Background: Literature lacks clear evidence regarding the optimal treatment for non-muscle-invasive micropapillary bladder cancer (MPBC) due to its rarity and the presence of only small sample size and single-centre studies.
Objective: To assess cancer-specific mortality (CSM) and overall mortality (OM) between immediate radical cystectomy (RC) and conservative management among T1 high-grade (HG) MPBC.
Design, setting, and participants: We retrospectively analysed a multicentre dataset including 119 T1 HG MPBC patients treated between 2005 and 2019 at 15 tertiary referral centres. The median follow-up time was 35 mo (interquartile range: 19-64).
Intervention: Patients underwent immediate RC versus conservative management with bacillus Calmette-Guérin.
Outcomes measurements and statistical analysis: Cumulative incidence functions and Kaplan-Meier methods were applied to estimate survival outcomes. Multivariable Cox analyses were performed to assess independent predictors of disease recurrence and disease progression after conservative management; covariates consisted of pure MPBC, concomitant lymphovascular invasion (LVI), and carcinoma in situ at initial diagnosis.

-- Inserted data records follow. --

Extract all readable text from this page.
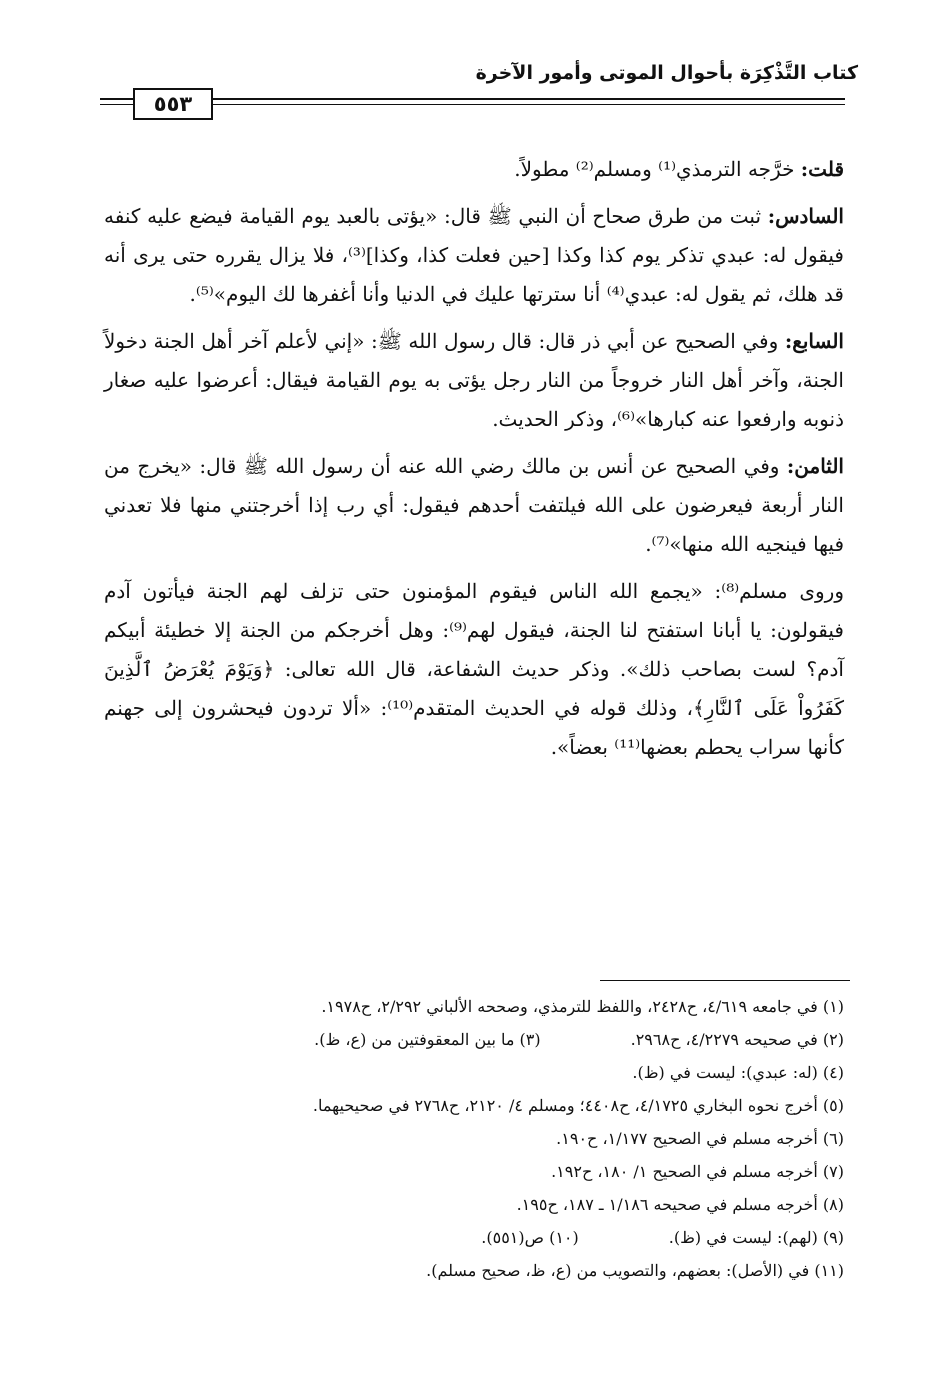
كتاب التَّذْكِرَة بأحوال الموتى وأمور الآخرة
٥٥٣

قلت: خرَّجه الترمذي⁽¹⁾ ومسلم⁽²⁾ مطولاً.

السادس: ثبت من طرق صحاح أن النبي ﷺ قال: «يؤتى بالعبد يوم القيامة فيضع عليه كنفه فيقول له: عبدي تذكر يوم كذا وكذا [حين فعلت كذا، وكذا]⁽³⁾، فلا يزال يقرره حتى يرى أنه قد هلك، ثم يقول له: عبدي⁽⁴⁾ أنا سترتها عليك في الدنيا وأنا أغفرها لك اليوم»⁽⁵⁾.

السابع: وفي الصحيح عن أبي ذر قال: قال رسول الله ﷺ: «إني لأعلم آخر أهل الجنة دخولاً الجنة، وآخر أهل النار خروجاً من النار رجل يؤتى به يوم القيامة فيقال: أعرضوا عليه صغار ذنوبه وارفعوا عنه كبارها»⁽⁶⁾، وذكر الحديث.

الثامن: وفي الصحيح عن أنس بن مالك رضي الله عنه أن رسول الله ﷺ قال: «يخرج من النار أربعة فيعرضون على الله فيلتفت أحدهم فيقول: أي رب إذا أخرجتني منها فلا تعدني فيها فينجيه الله منها»⁽⁷⁾.

وروى مسلم⁽⁸⁾: «يجمع الله الناس فيقوم المؤمنون حتى تزلف لهم الجنة فيأتون آدم فيقولون: يا أبانا استفتح لنا الجنة، فيقول لهم⁽⁹⁾: وهل أخرجكم من الجنة إلا خطيئة أبيكم آدم؟ لست بصاحب ذلك». وذكر حديث الشفاعة، قال الله تعالى: ﴿وَيَوْمَ يُعْرَضُ ٱلَّذِينَ كَفَرُواْ عَلَى ٱلنَّارِ﴾، وذلك قوله في الحديث المتقدم⁽¹⁰⁾: «ألا تردون فيحشرون إلى جهنم كأنها سراب يحطم بعضها⁽¹¹⁾ بعضاً».

(١) في جامعه ٤/٦١٩، ح٢٤٢٨، واللفظ للترمذي، وصححه الألباني ٢/٢٩٢، ح١٩٧٨.
(٢) في صحيحه ٤/٢٢٧٩، ح٢٩٦٨.(٣) ما بين المعقوفتين من (ع، ظ).
(٤) (له: عبدي): ليست في (ظ).
(٥) أخرج نحوه البخاري ٤/١٧٢٥، ح٤٤٠٨؛ ومسلم ٤/ ٢١٢٠، ح٢٧٦٨ في صحيحيهما.
(٦) أخرجه مسلم في الصحيح ١/١٧٧، ح١٩٠.
(٧) أخرجه مسلم في الصحيح ١/ ١٨٠، ح١٩٢.
(٨) أخرجه مسلم في صحيحه ١/١٨٦ ـ ١٨٧، ح١٩٥.
(٩) (لهم): ليست في (ظ).(١٠) ص(٥٥١).
(١١) في (الأصل): بعضهم، والتصويب من (ع، ظ، صحيح مسلم).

Results and limitations: Immediate RC and conservative management were performed in 27% and 73% of patients, respectively. CSM and OM did not differ significantly among patient treated with immediate RC versus conservative management (Pepe-Mori test p = 0.5 and log-rank test p = 0.9, respectively). Overall, 66.7% and 34.5% of patients experienced disease recurrence and disease progression after conservative management, respectively. At multivariable Cox analyses, concomitant LVI was an independent predictor of disease recurrence (p = 0.01) and progression (p = 0.03), while pure MPBC was independently associated with disease progression (p = 0.03). The absence of a centralised re-review and the retrospective design represent the main limitations of our study.
Conclusions: Conservative management could achieve satisfactory results among T1 HG MPBC patients with neither pure MPBC nor LVI at initial diagnosis.
Patient summary: Bacillus Calmette-Guérin seems to be an effective therapy for T1 micropapillary bladder cancer patients with neither pure micropapillary disease nor lymphovascular invasion at initial diagnosis.
Keywords: Bacillus Calmette-Guérin; Bladder cancer; Conservative management; Immediate radical cystectomy; Micropapillary; Variant histology.